Akhirnya DAS/kanal tidak mampu menampung air yang ada karena semakin dangkal. Terbukti
beberapa DAS/kanal hanya dijadikan tempat pembuangan sampah.
Pemerintah
pusat dan pemerintah daerah kiranya perlu mengamati segala dampak pembangunan
yang berisiko banjir. Setiap tahapan pembangunan wajib melakukan analisis
mengenai dampak lingkungan (AMDAL). Kemudian mengutamakan kepentingan umum
daripada kepentingan kelompok. Biasanya dampak pembangunan kurang diperhatikan
apabila keuntungan materi secara pragmatis dari pembangunan cukup menjanjikan.
Perhatian penuh terkait hal ini bukan hanya pembangunan skala makro yang
memiliki mega proyek melainkan juga pembangunan skala mikro. Hal-hal kecil yang
kurang diperhatikan terkadang juga menjadi malapetaka.
Disamping
itu, idealnya setiap pembangunan kota harus memperhatikan ruang terbuka hijau
(RTH). Pihak yang paling bertanggungjawab menentukan RTH adalah pemerintah.

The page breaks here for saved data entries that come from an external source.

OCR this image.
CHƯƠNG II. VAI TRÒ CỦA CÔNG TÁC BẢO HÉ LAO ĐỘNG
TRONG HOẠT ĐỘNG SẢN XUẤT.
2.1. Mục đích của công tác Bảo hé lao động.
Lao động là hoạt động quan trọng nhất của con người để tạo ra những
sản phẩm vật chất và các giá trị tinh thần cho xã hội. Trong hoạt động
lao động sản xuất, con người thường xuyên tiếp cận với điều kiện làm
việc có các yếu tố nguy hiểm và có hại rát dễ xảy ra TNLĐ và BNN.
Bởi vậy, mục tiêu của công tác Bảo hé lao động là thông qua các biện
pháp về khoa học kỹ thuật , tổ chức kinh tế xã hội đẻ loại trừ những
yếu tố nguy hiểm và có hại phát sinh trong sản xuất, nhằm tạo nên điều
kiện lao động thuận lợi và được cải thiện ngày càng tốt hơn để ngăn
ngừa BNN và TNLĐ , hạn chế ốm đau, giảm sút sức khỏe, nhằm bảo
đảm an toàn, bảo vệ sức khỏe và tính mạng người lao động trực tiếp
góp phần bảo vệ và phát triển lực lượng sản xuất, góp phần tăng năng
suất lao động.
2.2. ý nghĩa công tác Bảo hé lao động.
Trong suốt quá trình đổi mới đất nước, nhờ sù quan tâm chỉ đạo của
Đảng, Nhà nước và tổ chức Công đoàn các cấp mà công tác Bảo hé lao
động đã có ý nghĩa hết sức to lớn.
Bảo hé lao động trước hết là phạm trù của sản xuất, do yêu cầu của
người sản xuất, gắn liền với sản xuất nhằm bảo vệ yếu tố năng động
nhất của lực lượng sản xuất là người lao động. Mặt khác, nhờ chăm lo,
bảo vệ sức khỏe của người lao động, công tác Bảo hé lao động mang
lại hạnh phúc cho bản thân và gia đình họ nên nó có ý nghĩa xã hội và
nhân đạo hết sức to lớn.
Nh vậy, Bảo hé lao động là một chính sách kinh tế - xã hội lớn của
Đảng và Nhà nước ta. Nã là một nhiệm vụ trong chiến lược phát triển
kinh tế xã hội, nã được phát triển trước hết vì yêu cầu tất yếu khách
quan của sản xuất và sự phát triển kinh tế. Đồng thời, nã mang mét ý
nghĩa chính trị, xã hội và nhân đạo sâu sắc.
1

Pengalokasian RTH ini diandalkan oleh pakar tata ruang kota sebagai pembangunan
berawawasan lingkungan. Lagi-lagi, sangat jarang kota yang mampu memenui RTH
secara penuh sesuai dengan aturan yang berlaku. Memang pengadaan RTH yang luas
tidak produktif jika pemikiran dilandasasi perspektif keuntungan materi secara
langsung dari tanah tersebut. Tetapi coba dilihat dari segi manfaat jangka
panjang terkait upaya penanggulangan banjir. Demi kepentingan jangka panjang,
tidak ada alasan bagi setiap kota untuk tidak mengalokasikan RTH minimal 30 %
dari luas kota berdasarkan Undang-Undang Nomor 26 tahun 2007 tentang Penataan Ruang.
Evolusi Lingkungan
Kepedulian
lingkungan merupakan isu dunia yang menggglobal sejak dilaksanakannya
Konferensi Stockholm tahun 1972. Diperkuat oleh argumen seorang environmentalis
Leonardo DiCaprio yang mengatakan ‘alarm
planet kita sudah berbunyi, ini
waktunya bangun dan ambil tindakan’. Dunia memandang rusaknya lingkungan
sebagai ancaman masa depan. Sampai saat ini isu lingkungan hangat diberitakan
di dunia internasional. Isu lingkungan sangat erat kaitannya dengan perubahan
iklim dan pemanasan global. Keterkaitan tersebut terproses pada sebuah evolusi
lingkungan yang berjalan secara sistematis.
Pada
akhirnya global warming (pemasanan global) telah dan akan mengancam semua negara. Mungkin
kita kurang sadar kalau global warming berpotensi besar menimbulkan
banjir. Sebenarnya, evolusi ekosistem sangat sederhana jika diamati. Pada
intinya, setiap kejadian yang menyangkut lingkungan hidup memiliki keterkaitan
dengan hal lainnya yang juga disebabkan oleh lingkungan hidup. Adanya global warming membuat perubahan iklim sulit diperkirakan. Fenomena La
nino dan El nino terus berubah secara fluaktuatif mengiringi tinggi rendahnya
suhu udara di laut dan udara.
Global warming dapat menyebabkan cuaca ekstrim
yang tidak menentu. Dengan sendirinya dapat menyebabkan curang hujan yang
tinggi. Tentunya curah hujan yang tinggi di Indonesia sudah pasti menimbulkan
banjir pada kota yang rawan banjir. Forum Wahana Lingkungan Hidup (WALHI)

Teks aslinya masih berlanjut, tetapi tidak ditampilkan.